If you want something scalable, try using MadNLP.

using MadNLP, LinearAlgebra

struct MyProblem{T, VT, MT} <: MadNLP.AbstractNLPModel{T, VT}
    Q::MT
    counters::MadNLP.NLPModels.Counters
    meta::MadNLP.NLPModelMeta{T,VT}
end

MyProblem(Q) = MyProblem(
    Q,
    MadNLP.NLPModels.Counters(),
    MadNLP.NLPModelMeta(
        size(Q,1);
        x0 = fill!(similar(Q,size(Q,1)), 10),
        ncon = 1,
        ucon = fill!(similar(Q,1), 0)
    )
)

MadNLP.obj(m::MyProblem, x::AbstractVector) = dot(x,m.Q,x)
MadNLP.grad!(m::MyProblem, x::AbstractVector, y::AbstractVector) = (mul!(y,m.Q,x); y.*=2)
MadNLP.cons!(m::MyProblem, x::AbstractVector, y::AbstractVector) = fill!(y, 1 - dot(x,x))
MadNLP.jac_dense!(m::MyProblem, x::AbstractVector, j::AbstractMatrix) = (j .= x'; j.*=-2)
function MadNLP.hess_dense!(m::MyProblem, x::AbstractVector, y::AbstractVector, h::AbstractMatrix; obj_weight= one(eltype(x)))
    copyto!(h, m.Q)
    h .*= obj_weight
    view(h,1: n+1: n^2) .-= y[1]
end

n = 100;
A = 10*rand(Float64,(n,n));
P = A'*A;

m = MyProblem(P)
madnlp(m; lapack_algorithm=MadNLP.CHOLESKY, max_iter= 10000)


# got an Nvidia gpu?
using MadNLPGPU, CUDA

MadNLP.obj(m::MyProblem, x::CuVector) = dot(x,m.Q * x)
function MadNLP.hess_dense!(m::MyProblem, x::CuVector, y::CuVector, h::CuMatrix; obj_weight= one(eltype(x)))
    copyto!(h, m.Q)
    h .*= obj_weight
    CUDA.@allowscalar view(h,1: n+1: n^2) .-= y[1]
end

m = MyProblem(CuArray(P))
madnlp(m; lapack_algorithm=MadNLP.CHOLESKY, max_iter= 10000)
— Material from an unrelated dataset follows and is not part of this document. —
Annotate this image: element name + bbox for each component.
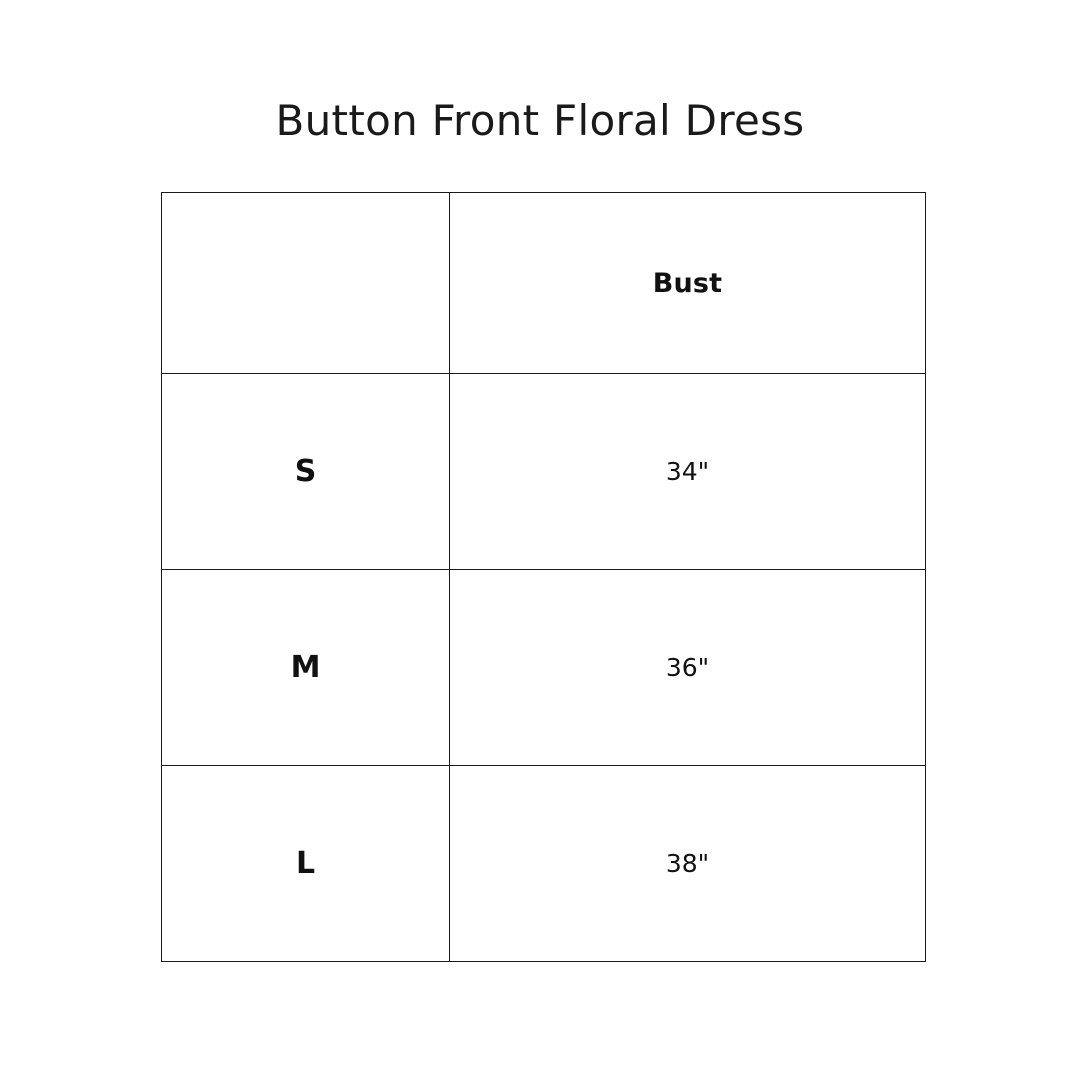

I’ve had issues with MadNLP, get the following error. When I search madnlp function it does not have the option to specify the algorithm.

Could you try with a more recent version of MadNLP? This seems to be using v0.6.0 or older. The most recent version is v0.8.0.

I get the following error when trying to update:

Could you try to install MadNLP in a separate project environment? Most likely some other package is blocking the upgrade.

cd to/some/tmp/directory
julia --project=.
]add MadNLP

That worked, but the output is incorrect, answer should be the smallest eigenvalue of P.

I am a little confused on the line:
MadNLP.grad!(m::MyProblem, x::AbstractVector, y::AbstractVector) = (mul!(y,m.Q,x); y.*=2)
is this stating the gradient is [ Px; 2Px] ? or just 2Px?

It first put m.Q*x into y, and then multiply the entries of y by 2, which has the same effect of
y .= 2 .* m.Q *x, but just reduces memory allocation.

MadNLP is a local solver, like Ipopt and many other NLP solvers. So, it doesn’t aim to find the global minimum.

Just curious, what’s the motivation for solving this as an optimization problem rather than using more specialized methods (e.g., power iteration)?

Hello,

The objective value was smaller than the possible minimum. I am just testing, then I will scale to a larger optimization problem that is nonconvex. The two problems are not related but would like to seek a “reliable” solver.

Thanks